しかし、横目でミチコを見れば、本気で何かを心配している様だ。
「あの時と、同じ胸騒ぎがするの……」
物騒な事を言うな、とスイムは思ったが、スイム自身も自分に明日があると思えなかった。これが人間の第六感だろうか。
(今日が寿命だとしたら短い人生だったな)
あまり死をネガティブに考えていないスイムだったが、母に不安を抱かせても仕方がないと思い、声をかけた。
「気のせいだろう。まあ俺は何処に行ってものんびり暮らすし、マサが寂しがらない様に母さんも元気にやってくれ」
そう言って、数年ぶりに笑顔を見せた。
「風呂入ってくる」と扉を出て行ったスイムは、母の頬に光るものを見た気がした。
「あ、にーちゃん。本貸して欲しいんだけど」
「ああ、いいぞ。これからはこの部屋のものを好きに使っていい。ただし、大事にしろ。あと、自分の才能を信じて、されど慢心するんじゃない。お前は立派に成長する。それと、母さんを困らせるなよ」
風呂上がりのスイムに声を掛けたマサルは、予想外の言葉の多さに驚嘆した。
普段兄に声を掛けても、二言程度しか返ってこなかったのに。
小学生のマサルは言葉の意味を深く理解していなかったが、「うん!」と元気の良い返事をした。
寝る前にミチコが再び来て、
「あなたはお父さんによく似ている。
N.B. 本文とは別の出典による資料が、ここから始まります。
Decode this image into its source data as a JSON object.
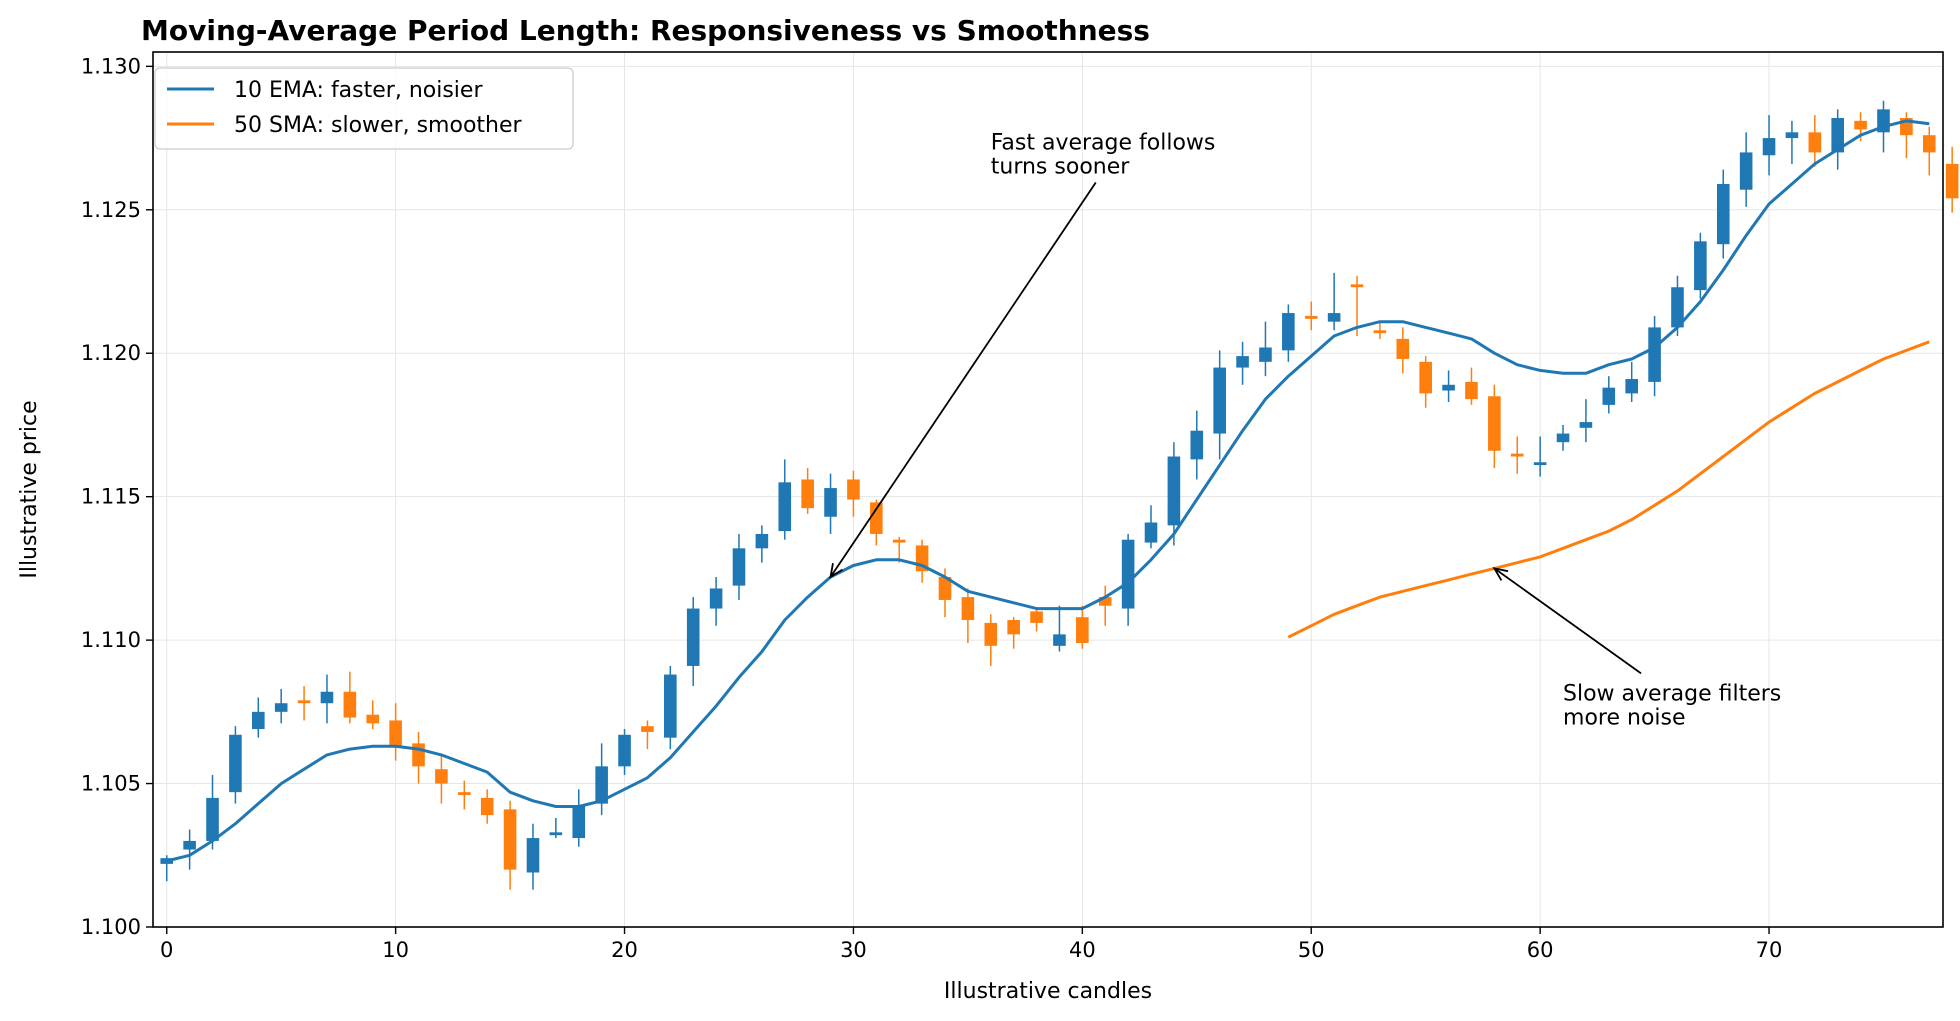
{
  "chart_data": {
    "type": "line",
    "title": "Moving-Average Period Length: Responsiveness vs Smoothness",
    "xlabel": "Illustrative candles",
    "ylabel": "Illustrative price",
    "xlim": [
      -0.6,
      77.6
    ],
    "ylim": [
      1.1,
      1.1305
    ],
    "x_ticks": [
      0,
      10,
      20,
      30,
      40,
      50,
      60,
      70
    ],
    "x_tick_labels": [
      "0",
      "10",
      "20",
      "30",
      "40",
      "50",
      "60",
      "70"
    ],
    "y_ticks": [
      1.1,
      1.105,
      1.11,
      1.115,
      1.12,
      1.125,
      1.13
    ],
    "y_tick_labels": [
      "1.100",
      "1.105",
      "1.110",
      "1.115",
      "1.120",
      "1.125",
      "1.130"
    ],
    "grid": true,
    "legend_position": "top-left",
    "colors": {
      "up": "#1f77b4",
      "down": "#ff7f0e",
      "ema": "#1f77b4",
      "sma": "#ff7f0e"
    },
    "series": [
      {
        "name": "10 EMA: faster, noisier",
        "type": "line",
        "x_start": 0,
        "values": [
          1.1023,
          1.1025,
          1.103,
          1.1036,
          1.1043,
          1.105,
          1.1055,
          1.106,
          1.1062,
          1.1063,
          1.1063,
          1.1062,
          1.106,
          1.1057,
          1.1054,
          1.1047,
          1.1044,
          1.1042,
          1.1042,
          1.1044,
          1.1048,
          1.1052,
          1.1059,
          1.1068,
          1.1077,
          1.1087,
          1.1096,
          1.1107,
          1.1115,
          1.1122,
          1.1126,
          1.1128,
          1.1128,
          1.1126,
          1.1122,
          1.1117,
          1.1115,
          1.1113,
          1.1111,
          1.1111,
          1.1111,
          1.1115,
          1.112,
          1.1128,
          1.1137,
          1.1149,
          1.1161,
          1.1173,
          1.1184,
          1.1192,
          1.1199,
          1.1206,
          1.1209,
          1.1211,
          1.1211,
          1.1209,
          1.1207,
          1.1205,
          1.12,
          1.1196,
          1.1194,
          1.1193,
          1.1193,
          1.1196,
          1.1198,
          1.1202,
          1.1209,
          1.1218,
          1.1229,
          1.1241,
          1.1252,
          1.1259,
          1.1266,
          1.1271,
          1.1276,
          1.1279,
          1.1281,
          1.128
        ]
      },
      {
        "name": "50 SMA: slower, smoother",
        "type": "line",
        "x_start": 49,
        "values": [
          1.1101,
          1.1105,
          1.1109,
          1.1112,
          1.1115,
          1.1117,
          1.1119,
          1.1121,
          1.1123,
          1.1125,
          1.1127,
          1.1129,
          1.1132,
          1.1135,
          1.1138,
          1.1142,
          1.1147,
          1.1152,
          1.1158,
          1.1164,
          1.117,
          1.1176,
          1.1181,
          1.1186,
          1.119,
          1.1194,
          1.1198,
          1.1201,
          1.1204
        ]
      }
    ],
    "candles": {
      "open": [
        1.1022,
        1.1027,
        1.103,
        1.1047,
        1.1069,
        1.1075,
        1.1079,
        1.1078,
        1.1082,
        1.1074,
        1.1072,
        1.1064,
        1.1055,
        1.1047,
        1.1045,
        1.1041,
        1.1019,
        1.1032,
        1.1031,
        1.1043,
        1.1056,
        1.107,
        1.1066,
        1.1091,
        1.1111,
        1.1119,
        1.1132,
        1.1138,
        1.1156,
        1.1143,
        1.1156,
        1.1148,
        1.1135,
        1.1133,
        1.1122,
        1.1115,
        1.1106,
        1.1107,
        1.111,
        1.1098,
        1.1108,
        1.1115,
        1.1111,
        1.1134,
        1.114,
        1.1163,
        1.1172,
        1.1195,
        1.1197,
        1.1201,
        1.1213,
        1.1211,
        1.1224,
        1.1208,
        1.1205,
        1.1197,
        1.1187,
        1.119,
        1.1185,
        1.1165,
        1.1161,
        1.1169,
        1.1174,
        1.1182,
        1.1186,
        1.119,
        1.1209,
        1.1222,
        1.1238,
        1.1257,
        1.1269,
        1.1275,
        1.1277,
        1.127,
        1.1281,
        1.1277,
        1.1282,
        1.1276,
        1.1266
      ],
      "close": [
        1.1024,
        1.103,
        1.1045,
        1.1067,
        1.1075,
        1.1078,
        1.1078,
        1.1082,
        1.1073,
        1.1071,
        1.1063,
        1.1056,
        1.105,
        1.1046,
        1.1039,
        1.102,
        1.1031,
        1.1033,
        1.1042,
        1.1056,
        1.1067,
        1.1068,
        1.1088,
        1.1111,
        1.1118,
        1.1132,
        1.1137,
        1.1155,
        1.1146,
        1.1153,
        1.1149,
        1.1137,
        1.1134,
        1.1124,
        1.1114,
        1.1107,
        1.1098,
        1.1102,
        1.1106,
        1.1102,
        1.1099,
        1.1112,
        1.1135,
        1.1141,
        1.1164,
        1.1173,
        1.1195,
        1.1199,
        1.1202,
        1.1214,
        1.1212,
        1.1214,
        1.1223,
        1.1207,
        1.1198,
        1.1186,
        1.1189,
        1.1184,
        1.1166,
        1.1164,
        1.1162,
        1.1172,
        1.1176,
        1.1188,
        1.1191,
        1.1209,
        1.1223,
        1.1239,
        1.1259,
        1.127,
        1.1275,
        1.1277,
        1.127,
        1.1282,
        1.1278,
        1.1285,
        1.1276,
        1.127,
        1.1254
      ],
      "high": [
        1.1025,
        1.1034,
        1.1053,
        1.107,
        1.108,
        1.1083,
        1.1084,
        1.1088,
        1.1089,
        1.1079,
        1.1078,
        1.1068,
        1.106,
        1.1051,
        1.1048,
        1.1044,
        1.1036,
        1.1038,
        1.1048,
        1.1064,
        1.1069,
        1.1072,
        1.1091,
        1.1115,
        1.1122,
        1.1137,
        1.114,
        1.1163,
        1.116,
        1.1158,
        1.1159,
        1.1149,
        1.1136,
        1.1135,
        1.1125,
        1.1118,
        1.1109,
        1.1108,
        1.1111,
        1.1112,
        1.1112,
        1.1119,
        1.1137,
        1.1147,
        1.1169,
        1.118,
        1.1201,
        1.1204,
        1.1211,
        1.1217,
        1.1218,
        1.1228,
        1.1227,
        1.1211,
        1.1209,
        1.1199,
        1.1194,
        1.1195,
        1.1189,
        1.1171,
        1.1171,
        1.1175,
        1.1184,
        1.1192,
        1.1197,
        1.1213,
        1.1227,
        1.1242,
        1.1264,
        1.1277,
        1.1283,
        1.1281,
        1.1283,
        1.1285,
        1.1284,
        1.1288,
        1.1284,
        1.1279,
        1.1272
      ],
      "low": [
        1.1016,
        1.102,
        1.1027,
        1.1043,
        1.1066,
        1.1071,
        1.1072,
        1.1071,
        1.1071,
        1.1069,
        1.1058,
        1.105,
        1.1043,
        1.1041,
        1.1036,
        1.1013,
        1.1013,
        1.1031,
        1.1028,
        1.1039,
        1.1053,
        1.1062,
        1.1062,
        1.1084,
        1.1105,
        1.1114,
        1.1127,
        1.1135,
        1.1144,
        1.1137,
        1.1143,
        1.1133,
        1.1127,
        1.112,
        1.1108,
        1.1099,
        1.1091,
        1.1097,
        1.1103,
        1.1096,
        1.1097,
        1.1105,
        1.1105,
        1.1132,
        1.1133,
        1.1156,
        1.1163,
        1.1189,
        1.1192,
        1.1197,
        1.1208,
        1.1208,
        1.1206,
        1.1205,
        1.1193,
        1.1181,
        1.1183,
        1.1182,
        1.116,
        1.1158,
        1.1157,
        1.1166,
        1.1169,
        1.1179,
        1.1183,
        1.1185,
        1.1206,
        1.1219,
        1.1233,
        1.1251,
        1.1262,
        1.1266,
        1.1265,
        1.1264,
        1.1274,
        1.127,
        1.1268,
        1.1262,
        1.1249
      ]
    },
    "annotations": [
      {
        "text": [
          "Fast average follows",
          "turns sooner"
        ],
        "text_x": 36,
        "text_y": 1.1271,
        "arrow_to_x": 29,
        "arrow_to_y": 1.1122
      },
      {
        "text": [
          "Slow average filters",
          "more noise"
        ],
        "text_x": 61,
        "text_y": 1.1079,
        "arrow_to_x": 58,
        "arrow_to_y": 1.1125
      }
    ]
  }
}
自分の信じた道を行くのよ」と言った。
その言葉を漠然と頭に浮かべたまま、スイムはゆっくり目を閉じた。
◇◆◇◆◇◆◇◆◇◆◇◆◇◆
目を覚ましたのが先か、光に包まれたのが先か。
(なんだよ眩しいなぁ)
あまり眠っていない気がする。それにしてはやけに体が軽く、力が漲り、空気が美味しかった。
そして目を開いたスイは、直ぐに理解した。
(異世界転移か)
スイの読む小説のジャンルは幅広く、ライトノベルの類もいくつか読んでいた。
その予備知識があったにせよ、この一瞬の洞察力と冷静な思考能力は天才と言えるだろう。
しかし、次に考えた事は頭のネジが少し外れていると思える事だった。
(もしかして俺は、相当な美男子ではないか?)
遠くまで見渡せるほどに上がった視力で、向かいの窓に映った自分の姿を見た。
金髪碧眼、剣と鎧。更に何かを期待する様な民衆。
「「オォオォオオォオォォ!!」」
格好つけてポーズを取ったのは挨拶の様に自然だった。
しかし、調子に乗ってはみたが、スイはしっかり不安も抱いていた。
――めんどっちぃ事が起きなきゃいいな。